Можно ли более неукоснительно соблюдать супружеские обязанности?
Выполнив свой долг, Михай поспешил... но не домой, а в Вену. Там он скупил оборудование для целой столярно-плотницкой мастерской, велел упаковать его в ящики и доставить в Панчево.
Теперь оставалось придумать какой-нибудь ловкий предлог, чтобы переправить инструменты на 'ничейный остров'.
Ему и без того приходилось соблюдать осторожность. Рыбаки на левом берегу Дуная не раз видели. Как он отплывал на лодке по направлению к Острове и лишь долгие месяцы спустя возвращался обратно, и, наверное, давно гадают между собой: кто этот человек и чего ради повадился ездить на остров?
Когда груз прибыл в Панчево, Михай на повозках переправил его в тополиные заросли на берегу Дуная, а затем созвал рыбаков и попросил их доставить ящики на пустынный остров. В ящиках, мол, оружие.
Достаточно было одного этого слова, чтобы тайна его оказалась погребенной навеки. Теперь он мог как угодно часто переплывать на остров и обратно, днем и при лунном свете - люди не перешептывались на его счет. Все знали, что он - агент сербских и черногорских борцов за свободу, и не выдали бы его даже под пыткой. Теперь его имя для местных жителей было свято.

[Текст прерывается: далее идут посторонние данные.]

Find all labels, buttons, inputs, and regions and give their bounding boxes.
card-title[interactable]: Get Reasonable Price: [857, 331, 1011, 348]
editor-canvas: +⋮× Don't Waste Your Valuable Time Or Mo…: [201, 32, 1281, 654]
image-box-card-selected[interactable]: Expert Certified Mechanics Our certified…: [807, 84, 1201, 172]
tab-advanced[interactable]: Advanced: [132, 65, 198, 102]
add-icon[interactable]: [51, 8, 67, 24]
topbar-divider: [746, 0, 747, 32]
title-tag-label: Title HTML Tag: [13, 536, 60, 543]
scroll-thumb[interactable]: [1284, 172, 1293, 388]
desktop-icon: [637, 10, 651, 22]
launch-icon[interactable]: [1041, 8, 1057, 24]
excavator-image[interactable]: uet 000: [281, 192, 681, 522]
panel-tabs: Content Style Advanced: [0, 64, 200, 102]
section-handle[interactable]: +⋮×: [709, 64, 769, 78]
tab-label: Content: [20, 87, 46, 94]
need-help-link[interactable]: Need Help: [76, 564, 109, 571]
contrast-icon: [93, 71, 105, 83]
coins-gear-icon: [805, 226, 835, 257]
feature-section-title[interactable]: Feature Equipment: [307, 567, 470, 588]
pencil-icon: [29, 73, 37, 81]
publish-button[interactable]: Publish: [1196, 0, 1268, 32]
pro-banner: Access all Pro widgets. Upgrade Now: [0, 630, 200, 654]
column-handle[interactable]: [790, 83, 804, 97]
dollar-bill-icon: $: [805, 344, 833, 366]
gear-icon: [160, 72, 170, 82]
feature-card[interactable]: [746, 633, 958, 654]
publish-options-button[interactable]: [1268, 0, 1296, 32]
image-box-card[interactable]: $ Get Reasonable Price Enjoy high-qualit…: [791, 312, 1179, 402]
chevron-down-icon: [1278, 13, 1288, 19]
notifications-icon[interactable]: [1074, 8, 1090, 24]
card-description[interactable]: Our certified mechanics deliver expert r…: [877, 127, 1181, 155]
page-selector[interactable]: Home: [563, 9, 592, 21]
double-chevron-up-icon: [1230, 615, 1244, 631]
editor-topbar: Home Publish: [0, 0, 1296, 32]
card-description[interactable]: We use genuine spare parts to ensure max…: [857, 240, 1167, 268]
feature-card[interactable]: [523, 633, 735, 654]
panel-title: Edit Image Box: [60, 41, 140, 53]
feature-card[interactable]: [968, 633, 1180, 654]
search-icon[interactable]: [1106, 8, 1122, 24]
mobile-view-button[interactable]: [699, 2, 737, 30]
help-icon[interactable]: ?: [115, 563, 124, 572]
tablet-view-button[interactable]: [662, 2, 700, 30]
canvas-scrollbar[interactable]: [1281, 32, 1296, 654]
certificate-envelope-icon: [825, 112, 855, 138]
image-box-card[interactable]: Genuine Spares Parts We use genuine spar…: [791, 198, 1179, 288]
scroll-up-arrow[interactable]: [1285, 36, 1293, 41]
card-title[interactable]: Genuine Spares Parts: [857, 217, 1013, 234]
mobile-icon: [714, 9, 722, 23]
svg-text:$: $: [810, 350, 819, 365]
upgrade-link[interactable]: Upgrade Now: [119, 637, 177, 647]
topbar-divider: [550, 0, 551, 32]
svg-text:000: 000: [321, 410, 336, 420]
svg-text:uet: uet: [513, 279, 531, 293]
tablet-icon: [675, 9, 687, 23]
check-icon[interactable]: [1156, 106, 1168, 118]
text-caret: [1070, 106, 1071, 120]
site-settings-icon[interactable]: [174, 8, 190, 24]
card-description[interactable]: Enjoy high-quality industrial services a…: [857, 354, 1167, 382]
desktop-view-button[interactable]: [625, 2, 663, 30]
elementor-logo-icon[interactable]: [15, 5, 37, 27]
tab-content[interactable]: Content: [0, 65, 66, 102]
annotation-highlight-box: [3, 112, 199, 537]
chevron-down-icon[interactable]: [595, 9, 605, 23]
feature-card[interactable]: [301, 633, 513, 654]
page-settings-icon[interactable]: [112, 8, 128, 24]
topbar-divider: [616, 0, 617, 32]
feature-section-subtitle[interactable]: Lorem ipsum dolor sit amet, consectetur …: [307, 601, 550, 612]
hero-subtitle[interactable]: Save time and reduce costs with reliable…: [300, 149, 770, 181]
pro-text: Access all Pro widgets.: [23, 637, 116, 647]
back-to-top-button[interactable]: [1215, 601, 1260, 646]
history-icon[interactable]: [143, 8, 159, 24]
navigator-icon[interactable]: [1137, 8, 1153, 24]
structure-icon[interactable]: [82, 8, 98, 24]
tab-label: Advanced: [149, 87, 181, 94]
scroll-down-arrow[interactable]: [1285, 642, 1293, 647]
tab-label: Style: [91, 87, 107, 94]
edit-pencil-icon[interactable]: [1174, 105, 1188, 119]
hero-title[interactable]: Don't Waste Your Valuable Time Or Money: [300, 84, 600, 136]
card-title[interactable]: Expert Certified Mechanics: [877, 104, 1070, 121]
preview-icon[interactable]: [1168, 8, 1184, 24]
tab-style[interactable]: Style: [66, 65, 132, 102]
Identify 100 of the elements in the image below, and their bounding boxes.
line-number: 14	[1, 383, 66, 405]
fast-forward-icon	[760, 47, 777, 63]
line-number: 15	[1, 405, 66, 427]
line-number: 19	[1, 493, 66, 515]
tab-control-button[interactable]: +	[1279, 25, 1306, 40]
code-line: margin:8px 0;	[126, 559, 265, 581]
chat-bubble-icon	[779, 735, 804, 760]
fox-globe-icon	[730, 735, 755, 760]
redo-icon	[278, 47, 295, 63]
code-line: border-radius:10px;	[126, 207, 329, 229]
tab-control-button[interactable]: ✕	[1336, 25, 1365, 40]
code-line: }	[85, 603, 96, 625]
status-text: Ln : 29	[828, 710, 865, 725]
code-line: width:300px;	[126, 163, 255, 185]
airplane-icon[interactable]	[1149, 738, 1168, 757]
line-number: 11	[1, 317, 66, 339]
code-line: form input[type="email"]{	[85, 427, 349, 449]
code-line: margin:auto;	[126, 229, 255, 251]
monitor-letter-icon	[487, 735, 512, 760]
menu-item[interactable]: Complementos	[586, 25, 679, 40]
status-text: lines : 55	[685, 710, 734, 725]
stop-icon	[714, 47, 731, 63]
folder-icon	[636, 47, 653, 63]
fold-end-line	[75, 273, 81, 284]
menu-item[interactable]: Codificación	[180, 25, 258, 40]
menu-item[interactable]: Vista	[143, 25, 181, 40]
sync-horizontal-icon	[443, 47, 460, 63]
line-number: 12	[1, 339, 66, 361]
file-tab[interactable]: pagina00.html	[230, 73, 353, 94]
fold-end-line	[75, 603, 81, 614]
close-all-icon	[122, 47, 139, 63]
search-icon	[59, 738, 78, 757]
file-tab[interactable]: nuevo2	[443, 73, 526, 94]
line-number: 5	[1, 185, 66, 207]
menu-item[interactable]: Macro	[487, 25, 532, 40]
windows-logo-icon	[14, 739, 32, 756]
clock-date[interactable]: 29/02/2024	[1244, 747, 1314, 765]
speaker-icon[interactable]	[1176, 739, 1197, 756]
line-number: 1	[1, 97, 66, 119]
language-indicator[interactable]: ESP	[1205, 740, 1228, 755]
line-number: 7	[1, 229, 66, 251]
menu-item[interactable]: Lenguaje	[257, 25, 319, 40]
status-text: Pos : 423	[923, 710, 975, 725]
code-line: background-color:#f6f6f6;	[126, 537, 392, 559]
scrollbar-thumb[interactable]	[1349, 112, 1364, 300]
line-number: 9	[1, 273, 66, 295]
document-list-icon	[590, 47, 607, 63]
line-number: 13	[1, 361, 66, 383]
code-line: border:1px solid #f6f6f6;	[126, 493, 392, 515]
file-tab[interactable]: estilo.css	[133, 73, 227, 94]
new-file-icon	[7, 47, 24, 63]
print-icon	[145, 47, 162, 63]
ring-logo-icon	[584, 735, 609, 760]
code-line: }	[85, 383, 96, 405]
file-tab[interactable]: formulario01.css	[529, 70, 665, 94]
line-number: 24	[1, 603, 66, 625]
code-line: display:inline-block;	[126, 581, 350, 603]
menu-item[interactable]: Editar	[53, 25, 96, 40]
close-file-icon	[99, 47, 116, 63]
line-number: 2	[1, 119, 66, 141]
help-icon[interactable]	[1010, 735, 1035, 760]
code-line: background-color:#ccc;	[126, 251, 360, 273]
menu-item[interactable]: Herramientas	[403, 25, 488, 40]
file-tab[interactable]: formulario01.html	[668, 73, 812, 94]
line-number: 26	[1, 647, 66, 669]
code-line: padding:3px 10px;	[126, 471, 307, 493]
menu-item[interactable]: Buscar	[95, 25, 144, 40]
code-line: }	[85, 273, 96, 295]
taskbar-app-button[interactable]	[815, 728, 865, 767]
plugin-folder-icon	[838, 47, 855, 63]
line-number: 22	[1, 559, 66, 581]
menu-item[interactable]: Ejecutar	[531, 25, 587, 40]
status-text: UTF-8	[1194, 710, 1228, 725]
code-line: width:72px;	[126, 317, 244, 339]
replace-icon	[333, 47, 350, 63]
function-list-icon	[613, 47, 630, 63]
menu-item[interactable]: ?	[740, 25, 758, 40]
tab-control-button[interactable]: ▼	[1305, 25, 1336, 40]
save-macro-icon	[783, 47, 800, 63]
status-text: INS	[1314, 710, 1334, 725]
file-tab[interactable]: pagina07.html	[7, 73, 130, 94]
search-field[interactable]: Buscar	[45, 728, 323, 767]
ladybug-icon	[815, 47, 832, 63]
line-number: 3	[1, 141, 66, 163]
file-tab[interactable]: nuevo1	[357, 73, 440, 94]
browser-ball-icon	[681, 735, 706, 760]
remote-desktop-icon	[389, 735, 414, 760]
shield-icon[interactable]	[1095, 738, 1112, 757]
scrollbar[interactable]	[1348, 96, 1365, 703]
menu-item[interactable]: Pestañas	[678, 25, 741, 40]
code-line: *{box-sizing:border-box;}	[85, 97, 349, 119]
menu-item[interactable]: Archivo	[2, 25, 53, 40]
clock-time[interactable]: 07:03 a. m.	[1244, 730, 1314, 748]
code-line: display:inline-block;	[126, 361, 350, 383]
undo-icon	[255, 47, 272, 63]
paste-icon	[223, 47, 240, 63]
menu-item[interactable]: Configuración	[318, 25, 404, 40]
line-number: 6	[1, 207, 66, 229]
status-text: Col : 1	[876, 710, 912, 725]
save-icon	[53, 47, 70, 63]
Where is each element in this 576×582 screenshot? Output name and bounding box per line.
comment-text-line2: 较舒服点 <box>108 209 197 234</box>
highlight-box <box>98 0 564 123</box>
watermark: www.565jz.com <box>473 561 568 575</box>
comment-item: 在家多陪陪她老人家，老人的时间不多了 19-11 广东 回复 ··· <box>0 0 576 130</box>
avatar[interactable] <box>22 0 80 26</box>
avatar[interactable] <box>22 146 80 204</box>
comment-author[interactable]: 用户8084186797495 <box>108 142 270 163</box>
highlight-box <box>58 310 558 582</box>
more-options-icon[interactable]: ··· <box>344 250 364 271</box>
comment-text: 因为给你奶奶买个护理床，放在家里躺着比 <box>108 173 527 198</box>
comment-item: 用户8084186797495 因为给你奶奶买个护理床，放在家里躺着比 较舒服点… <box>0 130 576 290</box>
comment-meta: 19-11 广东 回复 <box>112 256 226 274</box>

Чтобы напустить вокруг себя тумана, Тимар вынужден был обманывать каждого, с кем доводилось перемолвиться хоть словом.
Ночью рыбаки - с ними были и Михай - переправили груз на остров. Причалив к берегу, они с полным знанием дела отыскали подходящее место под береговым обрывом, где кустарник разросся особенно густо, и перенесли туда ящики. Когда же Михай пожелал с ними расплатиться, наотрез отказались от денег. Пожали ему руку и распрощались.
Рыбаки уплыли, Михай остался на острове.
Ночь была лунная, заливался трелями соловей.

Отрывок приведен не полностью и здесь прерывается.